Вероятно, со смертью первого поколения выживших изменятся и эти истории. В некоторых из рассказов уже чувствуется горечь, ощущение бесплодности, напрасности всех усилий; особенно это характерно для тех, кто воспринимает сегодняшнюю ситуацию в стране (речь о 90-х, напомним) как разложение, вырождение и предательство. История может трансформировать боль. Она становится символом, паспортом, а также бременем для тех, кто претендует на то, чтобы наследовать ее. Вместе с тем россияне могут и дальше продолжать впитывать и усваивать западный язык травмы и излечения. Говорят, что среди состоятельных людей уже вошел в моду психоанализ. Однако в конце 1990-х годов в общественном дискурсе главенствовали идеи гордости, а не частного страдания и боли. Даже те, чьи рассказы свидетельствовали о ярости и жалости к самим себе, отвергали мысль о том, что им, возможно, требуется лечение. Каждый раз, завершая интервью, я интересовалась у своего собеседника или собеседницы, быть может, им могли бы помочь терапевтические беседы – со священником, или врачом, или другом, или товарищем по партии. Один из моих респондентов рассмеялся: “Девочка моя, это тебе не Англия!”
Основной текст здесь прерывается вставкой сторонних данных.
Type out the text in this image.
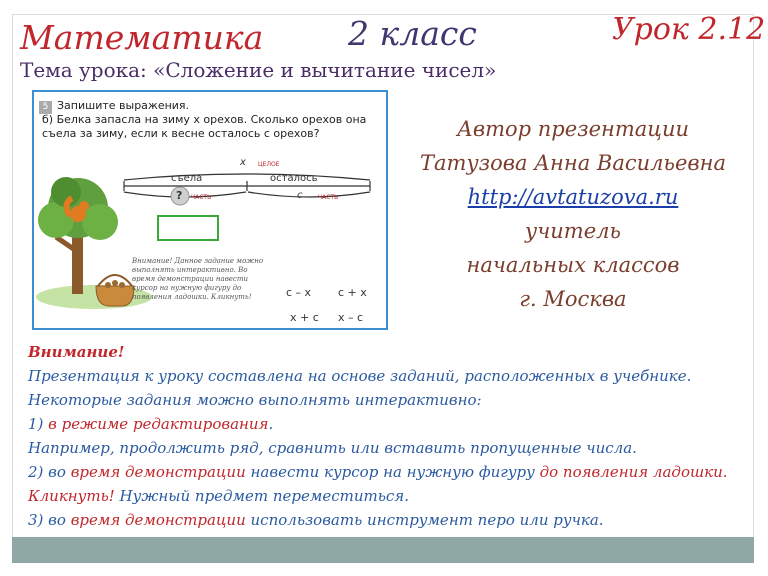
Математика	2 класс	Урок 2.12
Тема урока: «Сложение и вычитание чисел»
5 Запишите выражения.
б) Белка запасла на зиму x орехов. Сколько орехов она съела за зиму, если к весне осталось c орехов?
x ЦЕЛОЕ
съела	осталось
? ЧАСТЬ	c	ЧАСТЬ
Внимание! Данное задание можно выполнять интерактивно. Во время демонстрации навести курсор на нужную фигуру до появления ладошки. Кликнуть!	c – x c + x
x + c x – c
Автор презентации
Татузова Анна Васильевна
http://avtatuzova.ru
учитель
начальных классов
г. Москва
Внимание!
Презентация к уроку составлена на основе заданий, расположенных в учебнике.
Некоторые задания можно выполнять интерактивно:
1) в режиме редактирования.
Например, продолжить ряд, сравнить или вставить пропущенные числа.
2) во время демонстрации навести курсор на нужную фигуру до появления ладошки.
Кликнуть! Нужный предмет переместиться.
3) во время демонстрации использовать инструмент перо или ручка.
Другая стратегия преодоления прошлого, которой были лишены практически все жертвы российских исторических катастроф, состояла бы в возможности свидетельствовать о пережитом[1001]. В Советской России, особенно при жизни Сталина, у людей не было ни единого шанса публично рассказать о том, что им пришлось пережить. Побуждение к разговору довольно сильно в российской культуре. В первые послевоенные несколько лет, после того как появились еда и тепло, заговорили о своем опыте те, кто пережил блокаду Ленинграда, да так, что их невозможно было остановить. Но их случай был исключением. Совсем другая история, например, послевоенный голод. И даже большинство ветеранов войны жили с тщательно отредактированными историями, предназначенными для публичного потребления. Они могли вполне заслуженно воздавать друг другу хвалу за героические усилия и успокаиваться, обмениваясь общими байками (отнюдь не все воспоминания травматичны, определенный вид говорения действует на рассудок умиротворяюще), но их редко поощряли к тому, чтобы даже в компании друзей заговорить о самых уродливых, самых жутких страхах и образах, запечатленных в сознании. В целом навязанное (по крайней мере, в публичном пространстве) молчание было удушающим. Зачастую оно не давало тем, кто перенес тяжелую утрату, и тем, кто жил в страхе, пересказать свои истории, поделиться ими с другими, лишало этих людей того утешения и поддержки, которые получаешь, обнаружив некую социальную структуру, куда можно вписать пережитые события, чтобы они перестали быть преступными сновидениями. Выжившие по-прежнему пребывают в растерянности и замешательстве: те частные, личные образы, которые до сих пор преследуют их сознание, слишком щекотливы и неудобоваримы – по крайней мере, они боятся, что это так, – чтобы вписать их в нарратив социальной истории, контуры которого даже сейчас остаются неясными и расплывчатыми.